For basic fetch needs the library includes fetchString() and fetchJson() methods that handle unwrapping the SecretValue and returning the raw value.

const dbPassword = await fetcher.fetchString(dbPasswordArn); // => returns the string value directly instead of a SecretValue
const { hostname, username, password } = await fetcher.fetchJson(dbCredsArn);

Advanced topics

The library aims to be a lightweight wrapper to allow for escape hatches when needed.

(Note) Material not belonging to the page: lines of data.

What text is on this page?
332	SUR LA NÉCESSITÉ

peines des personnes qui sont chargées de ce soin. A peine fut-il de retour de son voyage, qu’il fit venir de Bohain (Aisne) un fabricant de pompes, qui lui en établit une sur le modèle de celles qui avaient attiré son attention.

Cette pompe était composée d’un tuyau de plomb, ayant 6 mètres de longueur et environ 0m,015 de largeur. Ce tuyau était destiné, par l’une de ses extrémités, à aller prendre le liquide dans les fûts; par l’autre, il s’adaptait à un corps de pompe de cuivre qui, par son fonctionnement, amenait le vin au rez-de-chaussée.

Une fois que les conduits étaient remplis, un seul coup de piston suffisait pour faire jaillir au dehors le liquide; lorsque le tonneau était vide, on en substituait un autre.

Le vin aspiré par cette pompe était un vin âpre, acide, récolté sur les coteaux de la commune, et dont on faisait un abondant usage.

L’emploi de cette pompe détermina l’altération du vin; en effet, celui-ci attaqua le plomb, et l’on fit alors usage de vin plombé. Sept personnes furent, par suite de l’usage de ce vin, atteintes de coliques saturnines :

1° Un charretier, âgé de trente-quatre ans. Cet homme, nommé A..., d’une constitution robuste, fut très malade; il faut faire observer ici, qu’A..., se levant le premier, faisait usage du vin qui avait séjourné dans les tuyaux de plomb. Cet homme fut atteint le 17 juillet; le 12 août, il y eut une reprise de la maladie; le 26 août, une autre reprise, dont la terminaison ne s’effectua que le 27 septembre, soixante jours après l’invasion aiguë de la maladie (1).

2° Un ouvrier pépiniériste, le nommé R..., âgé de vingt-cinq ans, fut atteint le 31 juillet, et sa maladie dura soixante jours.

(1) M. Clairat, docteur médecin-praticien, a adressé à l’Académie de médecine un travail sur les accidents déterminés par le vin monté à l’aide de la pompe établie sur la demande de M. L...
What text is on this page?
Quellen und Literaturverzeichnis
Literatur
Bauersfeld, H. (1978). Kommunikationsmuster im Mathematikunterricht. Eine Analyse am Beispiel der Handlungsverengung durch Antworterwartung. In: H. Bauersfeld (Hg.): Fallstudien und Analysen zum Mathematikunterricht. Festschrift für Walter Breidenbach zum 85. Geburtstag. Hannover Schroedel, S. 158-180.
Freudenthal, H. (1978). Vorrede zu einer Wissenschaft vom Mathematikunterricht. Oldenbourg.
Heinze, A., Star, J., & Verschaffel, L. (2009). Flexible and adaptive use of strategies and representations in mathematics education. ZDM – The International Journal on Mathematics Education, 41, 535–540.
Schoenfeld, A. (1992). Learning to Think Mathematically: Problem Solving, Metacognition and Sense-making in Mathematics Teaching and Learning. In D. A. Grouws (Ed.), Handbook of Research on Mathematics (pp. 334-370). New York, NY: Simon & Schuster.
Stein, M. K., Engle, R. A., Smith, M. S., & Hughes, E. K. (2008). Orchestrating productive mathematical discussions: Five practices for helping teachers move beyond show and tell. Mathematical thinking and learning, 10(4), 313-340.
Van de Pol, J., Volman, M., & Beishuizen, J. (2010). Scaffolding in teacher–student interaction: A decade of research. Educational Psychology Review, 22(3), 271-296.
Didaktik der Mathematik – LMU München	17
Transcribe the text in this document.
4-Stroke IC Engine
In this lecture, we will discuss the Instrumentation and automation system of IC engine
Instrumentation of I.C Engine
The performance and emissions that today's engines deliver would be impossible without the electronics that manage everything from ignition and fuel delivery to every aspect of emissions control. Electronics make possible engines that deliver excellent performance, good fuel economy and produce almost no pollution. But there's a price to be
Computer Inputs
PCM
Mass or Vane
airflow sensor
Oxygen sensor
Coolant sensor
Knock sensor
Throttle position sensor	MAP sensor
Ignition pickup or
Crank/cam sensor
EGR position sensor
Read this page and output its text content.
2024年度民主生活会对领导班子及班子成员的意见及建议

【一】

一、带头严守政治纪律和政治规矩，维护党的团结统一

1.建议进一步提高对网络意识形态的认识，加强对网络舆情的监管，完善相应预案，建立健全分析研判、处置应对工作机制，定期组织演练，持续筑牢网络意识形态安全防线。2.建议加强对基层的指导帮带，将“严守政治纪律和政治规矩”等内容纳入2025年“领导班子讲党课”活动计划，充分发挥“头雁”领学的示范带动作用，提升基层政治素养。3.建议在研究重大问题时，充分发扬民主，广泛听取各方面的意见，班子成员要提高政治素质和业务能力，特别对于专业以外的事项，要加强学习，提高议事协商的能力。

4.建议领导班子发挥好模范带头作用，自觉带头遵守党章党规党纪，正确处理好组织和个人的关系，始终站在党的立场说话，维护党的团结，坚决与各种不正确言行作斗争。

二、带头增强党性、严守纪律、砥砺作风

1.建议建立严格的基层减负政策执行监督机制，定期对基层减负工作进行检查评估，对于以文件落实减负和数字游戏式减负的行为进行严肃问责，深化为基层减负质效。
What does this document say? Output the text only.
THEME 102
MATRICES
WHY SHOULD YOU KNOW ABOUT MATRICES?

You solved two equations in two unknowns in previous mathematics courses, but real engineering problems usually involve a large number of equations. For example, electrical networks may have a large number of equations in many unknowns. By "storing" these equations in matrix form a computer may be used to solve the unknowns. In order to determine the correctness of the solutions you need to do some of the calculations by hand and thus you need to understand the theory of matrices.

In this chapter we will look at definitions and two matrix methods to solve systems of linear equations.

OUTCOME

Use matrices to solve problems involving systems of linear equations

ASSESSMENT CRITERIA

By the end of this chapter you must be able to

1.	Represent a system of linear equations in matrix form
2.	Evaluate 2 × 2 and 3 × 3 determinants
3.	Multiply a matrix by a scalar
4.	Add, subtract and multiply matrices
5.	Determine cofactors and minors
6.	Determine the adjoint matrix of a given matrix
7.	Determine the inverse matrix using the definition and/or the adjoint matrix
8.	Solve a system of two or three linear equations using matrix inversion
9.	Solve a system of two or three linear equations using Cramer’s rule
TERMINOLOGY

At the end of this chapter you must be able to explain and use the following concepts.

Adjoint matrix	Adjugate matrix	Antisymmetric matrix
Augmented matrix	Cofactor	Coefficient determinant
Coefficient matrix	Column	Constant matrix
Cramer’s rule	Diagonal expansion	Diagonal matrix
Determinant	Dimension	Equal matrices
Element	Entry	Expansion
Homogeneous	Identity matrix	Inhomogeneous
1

Passing additional arguments

By default the fetch() method and its cohorts work fine with only providing the SecretId as positional argument 1. More advanced use cases for secret rotation may require providing other fields, such as the VersionId or VersionStage. These can be provided in a second argument and will be combined with the SecretId in the request:

const awsPrevious = await secretsFetcher.fetch(arn, { VersionStage: "AWSPREVIOUS" });
// same as not specifying the version stage
const awsCurrent = await secretsFetcher.fetch(arn, { VersionStage: "AWSCURRENT" });
// fetch a pinned version of a secret using its VersionId
const pinnedVersion = await secretsFetcher.fetch(arn, { VersionId: versionId });

Working with version stages

SecretValue includes some helper methods work with VersionStages:

  • SecretValue#isAWSCurrent(): Returns true if the secret is the current version.
  • SecretValue#isAWSPrevious(): Returns true if the secret is the previous version.
  • SecretValue#isAWSPending(): Returns true if the secret is pending rotation.
  • SecretValue#hasVersionStage(stage): Returns true if the secret has the specified version stage.